Longtime Routt County resident Patsy M. (Truax) Wilhelm passed away Friday, Aug. 10. A memorial service will be held on Friday, Aug. 24 at 10 a.m. at the Steamboat Christian Center, at 821 Dougherty Road, south of downtown off U.S. Highway 40. A lunch will follow at noon at Olympian Hall, in the Howelsen Hill Lodge on Howelsen Parkway. In lieu of flowers the family ask that you make a donation to the Routt County 4-H Scholarship Fund at P.O. Box 772830, Steamboat Springs, CO 80477. Please note "Patsy Wilhelm" in the memo field.
Steamboat Springs Patsy Wilhelm refused to act her age.
"She was still running the family's outfitting business, she ran sleigh rides in the winter and she ranched," said Kim Gittleson, Wilhelm's daughter. "She was 67 years old, but she didn't know it."
Wilhelm, a lifelong rancher who lived nearly all of her years on the family's Sunset Ranch, died of a stroke Friday at a hospital in Loveland.
She worked right up until the end.
"Wednesday night she was moving cows, and Thursday morning she had a stroke," said Rick Wilhelm, one of Patsy's three sons. "That's what she wanted to be doing. She was mad at them at the hospital the other day because she needed to get home to the hay field, but they wouldn't let her leave. That's the way she always was."
Patsy Wilhelm was born in November of 1939 in Julesburg to Lloyd and Arlene Truax.
The family moved to Routt County in early 1940 and leased several ranches before purchasing the Elk River Road and Routt County Road 44 property that would become Sunset Ranch, where Wilhelm outfitted hunting trips, horseback rides and winter sleigh rides for years.
"She was great with people, as an outdoorsman and an outfitter.
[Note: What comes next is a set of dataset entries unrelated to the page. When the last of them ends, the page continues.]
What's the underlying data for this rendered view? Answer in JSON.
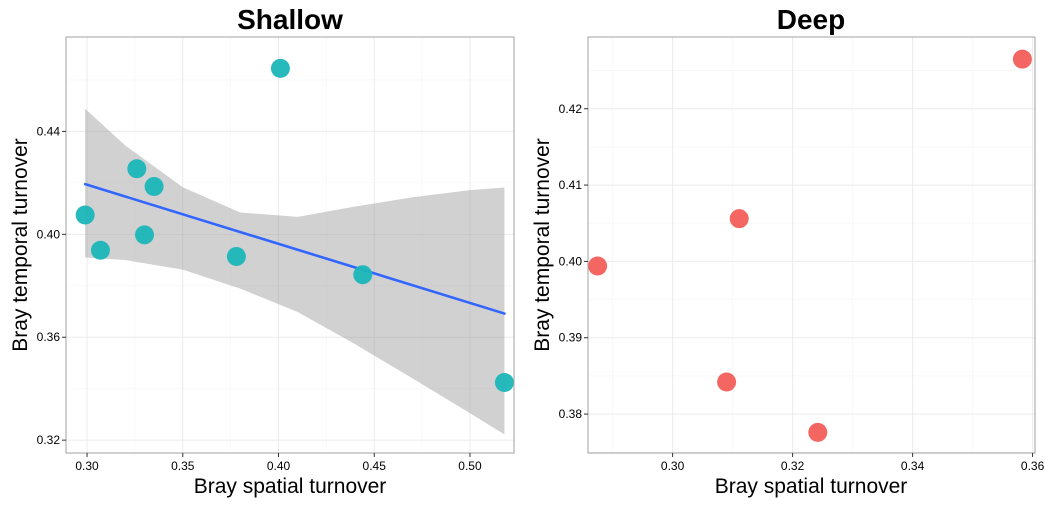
{
  "chart_data": [
    {
      "type": "scatter",
      "title": "Shallow",
      "xlabel": "Bray spatial turnover",
      "ylabel": "Bray temporal turnover",
      "xlim": [
        0.289,
        0.523
      ],
      "ylim": [
        0.315,
        0.4767
      ],
      "xticks": [
        0.3,
        0.35,
        0.4,
        0.45,
        0.5
      ],
      "xtick_labels": [
        "0.30",
        "0.35",
        "0.40",
        "0.45",
        "0.50"
      ],
      "yticks": [
        0.32,
        0.36,
        0.4,
        0.44
      ],
      "ytick_labels": [
        "0.32",
        "0.36",
        "0.40",
        "0.44"
      ],
      "grid": true,
      "series": [
        {
          "color": "#1bb6b9",
          "points": [
            {
              "x": 0.299,
              "y": 0.4075
            },
            {
              "x": 0.307,
              "y": 0.3938
            },
            {
              "x": 0.326,
              "y": 0.4255
            },
            {
              "x": 0.33,
              "y": 0.3998
            },
            {
              "x": 0.335,
              "y": 0.4186
            },
            {
              "x": 0.378,
              "y": 0.3914
            },
            {
              "x": 0.401,
              "y": 0.4645
            },
            {
              "x": 0.444,
              "y": 0.3843
            },
            {
              "x": 0.518,
              "y": 0.3424
            }
          ]
        }
      ],
      "fit": {
        "color": "#3366ff",
        "band_color": "#999999",
        "x": [
          0.299,
          0.518
        ],
        "y": [
          0.4195,
          0.3692
        ],
        "band_x": [
          0.299,
          0.32,
          0.35,
          0.38,
          0.41,
          0.44,
          0.47,
          0.5,
          0.518
        ],
        "band_upper": [
          0.4488,
          0.4345,
          0.4183,
          0.4085,
          0.4068,
          0.4108,
          0.4144,
          0.4172,
          0.4182
        ],
        "band_lower": [
          0.391,
          0.39,
          0.3863,
          0.3789,
          0.3698,
          0.3573,
          0.344,
          0.3305,
          0.3222
        ]
      }
    },
    {
      "type": "scatter",
      "title": "Deep",
      "xlabel": "Bray spatial turnover",
      "ylabel": "Bray temporal turnover",
      "xlim": [
        0.2859,
        0.3604
      ],
      "ylim": [
        0.3749,
        0.4294
      ],
      "xticks": [
        0.3,
        0.32,
        0.34,
        0.36
      ],
      "xtick_labels": [
        "0.30",
        "0.32",
        "0.34",
        "0.36"
      ],
      "yticks": [
        0.38,
        0.39,
        0.4,
        0.41,
        0.42
      ],
      "ytick_labels": [
        "0.38",
        "0.39",
        "0.40",
        "0.41",
        "0.42"
      ],
      "grid": true,
      "series": [
        {
          "color": "#f35e5a",
          "points": [
            {
              "x": 0.2875,
              "y": 0.3994
            },
            {
              "x": 0.309,
              "y": 0.3842
            },
            {
              "x": 0.3111,
              "y": 0.4056
            },
            {
              "x": 0.3242,
              "y": 0.3776
            },
            {
              "x": 0.3583,
              "y": 0.4265
            }
          ]
        }
      ]
    }
  ]
}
She was a great entertainer," said Routt County Commissioner Doug Monger, who grew up with Wilhelm's children.
Wilhelm's outgoing personality was a fixture at Steamboat Springs' annual Winter Carnival.
"In one way or another, I've been skiing or pulling skiers for 58 years," Wilhelm said at the 2007 carnival, when she spent a Saturday pulling skiers down Lincoln Avenue on her galloping horse. "Before me, my dad rode."
In 2001, former Colorado Gov. Bill Owens proclaimed Feb. 5 to 11 "Winter Carnival Street Events Week Honoring Patsy Wilhelm." That same year, she received the Winter Carnival Western Heritage Award.
That heritage began with life on the ranch.
Patsy Truax married her high school sweetheart, Richard L. Wilhelm, on Nov. 5, 1956. They were happily married until the time of Richard's death in 1978.
"Mom kept us in line and made us work hard, but it gave us character," Gittleson said. "When we were growing up, we had a custom haying business, so we definitely all had chores."
Working on the ranch was Patsy Wilhelm's only hobby, Gittleson and Rick Wilhelm said. Patsy also worked hard to conserve the land she loved.
"She sought, in her wisdom, to put a conservation easement on her property," Monger said. "And she used the purchase of development rights (program) to enable preservation of her land, and some of the land behind it : she stepped up to the plate quite a bit with that concept."
Routt County resident and rancher Jo Stanko said Patsy Wilhelm was "always willing to lend a hand, and to be one of the first to help people out."
"She was always there," Stanko said.
Bethany Aurin, a close friend, said she misses Patsy Wilhelm every day.
"She was not only the matriarch of her family, but of our valley," Aurin said. "She was just an incredible, incredible human being. I sure am glad to have known her."